The Storied Past of Khiva

Narratives and photography by Gita Viswanath

Entrance to Khiva

If you thought time travel was only a captivating concept in science fiction or theoretical physics, try experiencing it in Khiva! Located in the heart of the Kyzylkum Desert in Uzbekistan is the ancient city of Khiva, declared a UNESCO World Heritage Site in 1990.  With its immaculately preserved city walls and stunning monuments, Khiva transports visitors back in time to the days of the Silk Route and the prosperous empires of Central Asia. When five of us planned a trip to Uzbekistan, we knew we would encounter history in every nook and corner of this utterly enchanting country. However, to see it all preserved with so much care and thought was another experience all together. The credit for this goes to Uzbekistan’s first President, Islam Karimov, who took up the task of restoring monuments and returning to the Uzbeki people, their rich and layered history and multiculturalism after years of Soviet rule.
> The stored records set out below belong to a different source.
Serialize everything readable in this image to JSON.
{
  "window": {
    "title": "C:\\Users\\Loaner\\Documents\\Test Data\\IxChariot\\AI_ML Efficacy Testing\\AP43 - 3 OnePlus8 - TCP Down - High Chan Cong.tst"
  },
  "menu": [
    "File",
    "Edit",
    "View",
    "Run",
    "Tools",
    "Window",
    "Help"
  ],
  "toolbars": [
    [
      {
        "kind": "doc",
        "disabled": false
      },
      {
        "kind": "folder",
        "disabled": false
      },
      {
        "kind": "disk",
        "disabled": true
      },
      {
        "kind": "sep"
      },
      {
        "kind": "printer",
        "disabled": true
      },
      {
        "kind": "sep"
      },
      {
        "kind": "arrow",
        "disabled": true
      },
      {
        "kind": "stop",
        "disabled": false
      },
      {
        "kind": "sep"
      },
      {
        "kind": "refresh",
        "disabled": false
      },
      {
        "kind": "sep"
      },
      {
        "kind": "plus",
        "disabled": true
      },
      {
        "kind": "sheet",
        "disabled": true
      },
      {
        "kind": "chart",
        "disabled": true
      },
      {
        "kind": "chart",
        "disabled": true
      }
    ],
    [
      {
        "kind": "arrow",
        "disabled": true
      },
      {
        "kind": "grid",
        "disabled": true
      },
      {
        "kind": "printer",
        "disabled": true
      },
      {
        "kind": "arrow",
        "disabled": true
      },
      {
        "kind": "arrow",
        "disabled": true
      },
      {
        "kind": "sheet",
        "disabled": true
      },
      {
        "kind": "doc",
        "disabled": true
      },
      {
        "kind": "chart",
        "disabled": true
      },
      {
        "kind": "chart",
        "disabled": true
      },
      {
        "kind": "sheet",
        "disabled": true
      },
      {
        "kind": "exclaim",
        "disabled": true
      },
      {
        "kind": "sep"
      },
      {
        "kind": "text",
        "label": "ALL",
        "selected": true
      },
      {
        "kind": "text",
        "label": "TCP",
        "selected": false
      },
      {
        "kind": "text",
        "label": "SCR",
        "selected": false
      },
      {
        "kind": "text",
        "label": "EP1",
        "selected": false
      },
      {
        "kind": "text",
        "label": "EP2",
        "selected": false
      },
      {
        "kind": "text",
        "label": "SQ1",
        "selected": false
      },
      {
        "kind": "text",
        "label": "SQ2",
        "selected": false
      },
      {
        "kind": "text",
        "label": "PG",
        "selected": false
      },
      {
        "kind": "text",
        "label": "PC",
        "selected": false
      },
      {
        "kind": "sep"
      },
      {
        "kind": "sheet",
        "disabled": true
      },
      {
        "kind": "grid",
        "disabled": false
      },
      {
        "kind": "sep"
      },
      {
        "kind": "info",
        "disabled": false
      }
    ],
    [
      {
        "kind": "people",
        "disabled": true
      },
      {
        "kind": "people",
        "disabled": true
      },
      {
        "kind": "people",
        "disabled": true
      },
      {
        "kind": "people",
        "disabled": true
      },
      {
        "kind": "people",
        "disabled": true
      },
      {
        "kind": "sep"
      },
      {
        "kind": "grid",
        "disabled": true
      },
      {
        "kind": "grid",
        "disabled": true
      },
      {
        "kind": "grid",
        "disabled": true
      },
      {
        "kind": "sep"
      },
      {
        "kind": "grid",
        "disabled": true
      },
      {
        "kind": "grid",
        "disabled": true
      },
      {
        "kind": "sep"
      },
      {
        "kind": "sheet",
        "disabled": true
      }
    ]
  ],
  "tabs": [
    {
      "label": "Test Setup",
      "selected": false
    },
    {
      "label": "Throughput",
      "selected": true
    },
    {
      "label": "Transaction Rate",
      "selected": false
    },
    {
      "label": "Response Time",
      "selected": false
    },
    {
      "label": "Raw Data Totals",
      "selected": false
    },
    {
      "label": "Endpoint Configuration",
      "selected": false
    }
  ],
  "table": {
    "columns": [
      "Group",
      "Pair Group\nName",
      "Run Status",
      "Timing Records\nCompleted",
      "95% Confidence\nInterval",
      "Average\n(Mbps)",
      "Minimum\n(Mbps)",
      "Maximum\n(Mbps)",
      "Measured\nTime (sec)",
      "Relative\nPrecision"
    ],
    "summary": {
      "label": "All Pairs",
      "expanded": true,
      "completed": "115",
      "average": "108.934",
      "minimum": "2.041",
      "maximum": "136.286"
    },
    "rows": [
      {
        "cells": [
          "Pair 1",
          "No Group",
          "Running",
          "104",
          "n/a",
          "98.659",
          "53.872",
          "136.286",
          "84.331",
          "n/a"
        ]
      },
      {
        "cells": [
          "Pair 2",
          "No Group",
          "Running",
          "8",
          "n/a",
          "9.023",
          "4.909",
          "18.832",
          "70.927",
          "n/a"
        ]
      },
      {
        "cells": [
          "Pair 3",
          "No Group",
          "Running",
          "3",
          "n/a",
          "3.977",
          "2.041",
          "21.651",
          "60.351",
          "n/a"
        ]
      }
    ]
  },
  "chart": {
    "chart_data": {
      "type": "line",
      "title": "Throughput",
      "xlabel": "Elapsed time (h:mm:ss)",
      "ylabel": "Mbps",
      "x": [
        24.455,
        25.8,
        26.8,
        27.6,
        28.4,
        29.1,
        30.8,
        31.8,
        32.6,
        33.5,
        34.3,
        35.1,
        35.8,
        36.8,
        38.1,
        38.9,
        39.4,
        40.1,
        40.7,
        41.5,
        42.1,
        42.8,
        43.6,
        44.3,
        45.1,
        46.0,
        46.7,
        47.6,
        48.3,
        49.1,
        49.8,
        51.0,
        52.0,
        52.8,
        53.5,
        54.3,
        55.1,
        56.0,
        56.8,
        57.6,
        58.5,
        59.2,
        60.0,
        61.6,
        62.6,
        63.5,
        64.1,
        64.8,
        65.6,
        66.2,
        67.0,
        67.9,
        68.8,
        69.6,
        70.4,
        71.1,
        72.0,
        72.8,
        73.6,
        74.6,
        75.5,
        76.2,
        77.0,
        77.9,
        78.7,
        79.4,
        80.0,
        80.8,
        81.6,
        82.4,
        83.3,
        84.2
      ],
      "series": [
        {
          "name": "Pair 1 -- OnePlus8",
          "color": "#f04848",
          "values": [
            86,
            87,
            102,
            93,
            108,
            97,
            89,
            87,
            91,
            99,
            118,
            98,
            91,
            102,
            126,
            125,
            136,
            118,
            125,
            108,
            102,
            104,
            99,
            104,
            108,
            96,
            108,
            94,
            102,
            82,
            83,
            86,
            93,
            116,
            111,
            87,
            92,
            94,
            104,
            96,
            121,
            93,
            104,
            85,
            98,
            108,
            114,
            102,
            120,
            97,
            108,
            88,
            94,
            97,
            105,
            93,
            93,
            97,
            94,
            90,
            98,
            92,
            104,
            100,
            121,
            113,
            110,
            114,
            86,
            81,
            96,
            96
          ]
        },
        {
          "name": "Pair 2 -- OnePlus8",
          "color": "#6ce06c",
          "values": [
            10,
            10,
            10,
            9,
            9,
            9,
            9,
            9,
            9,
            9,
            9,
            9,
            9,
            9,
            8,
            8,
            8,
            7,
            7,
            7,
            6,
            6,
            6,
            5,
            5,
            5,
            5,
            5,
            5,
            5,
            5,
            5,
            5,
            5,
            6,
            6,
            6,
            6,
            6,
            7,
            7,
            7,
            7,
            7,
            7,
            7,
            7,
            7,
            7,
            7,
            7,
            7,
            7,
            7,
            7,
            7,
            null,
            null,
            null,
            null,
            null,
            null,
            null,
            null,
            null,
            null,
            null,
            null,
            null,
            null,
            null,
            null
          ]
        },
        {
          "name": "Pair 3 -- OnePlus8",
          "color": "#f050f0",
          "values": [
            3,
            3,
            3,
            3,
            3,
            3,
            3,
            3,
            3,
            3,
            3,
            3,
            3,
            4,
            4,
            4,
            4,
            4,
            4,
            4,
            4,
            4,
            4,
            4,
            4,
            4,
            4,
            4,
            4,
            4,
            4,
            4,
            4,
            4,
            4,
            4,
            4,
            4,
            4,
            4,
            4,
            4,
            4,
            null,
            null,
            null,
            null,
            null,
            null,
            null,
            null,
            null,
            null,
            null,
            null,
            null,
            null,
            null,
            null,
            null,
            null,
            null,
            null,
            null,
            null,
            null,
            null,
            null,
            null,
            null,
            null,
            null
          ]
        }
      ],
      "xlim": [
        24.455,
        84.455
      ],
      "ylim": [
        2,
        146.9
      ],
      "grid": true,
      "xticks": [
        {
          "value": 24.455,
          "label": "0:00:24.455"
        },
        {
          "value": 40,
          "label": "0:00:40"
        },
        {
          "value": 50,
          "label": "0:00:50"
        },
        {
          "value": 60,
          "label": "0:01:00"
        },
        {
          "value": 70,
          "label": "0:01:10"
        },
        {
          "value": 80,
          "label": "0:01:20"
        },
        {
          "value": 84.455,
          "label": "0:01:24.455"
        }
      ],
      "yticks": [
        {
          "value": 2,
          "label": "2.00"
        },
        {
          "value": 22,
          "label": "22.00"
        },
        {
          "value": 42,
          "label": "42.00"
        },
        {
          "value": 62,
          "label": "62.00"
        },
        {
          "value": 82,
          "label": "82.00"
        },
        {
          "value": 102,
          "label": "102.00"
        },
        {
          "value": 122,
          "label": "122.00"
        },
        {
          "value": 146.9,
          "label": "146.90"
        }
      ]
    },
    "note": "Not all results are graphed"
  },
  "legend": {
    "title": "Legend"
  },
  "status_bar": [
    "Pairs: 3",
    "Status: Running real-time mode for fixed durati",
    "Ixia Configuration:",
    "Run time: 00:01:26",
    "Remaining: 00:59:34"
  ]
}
Our guide, Murat led us through this treasure trove of history and architectural marvels with a quiet, thoroughly knowledgeable air. We set out after a hearty breakfast at Zarafshon Boutique Hotel, conveniently located within the walls of the Itchan Kala (Inner City), to walk for the next four hours through its mesmerizing, labyrinthine streets that reverberate with the sounds of a folklore ensemble’s traditional music, tourists’ chatter, guides’ narrations, and shopkeepers’ entreaties to buy their wares.

A city that goes back over two millennia, Khiva was one of the oases along the Silk Route. The Silk Route, an ancient network of trade routes connecting the East and West, spanning thousands of miles across Asia, resulted in the exchange of goods, ideas, faiths and convictions that ultimately transformed and defined history in a way that has an impact to this day. Ever since, Khiva thrived as a centre of trade, commerce, and cultural exchange. It became an important city in the region, famous for its wealth, power, and architectural splendor.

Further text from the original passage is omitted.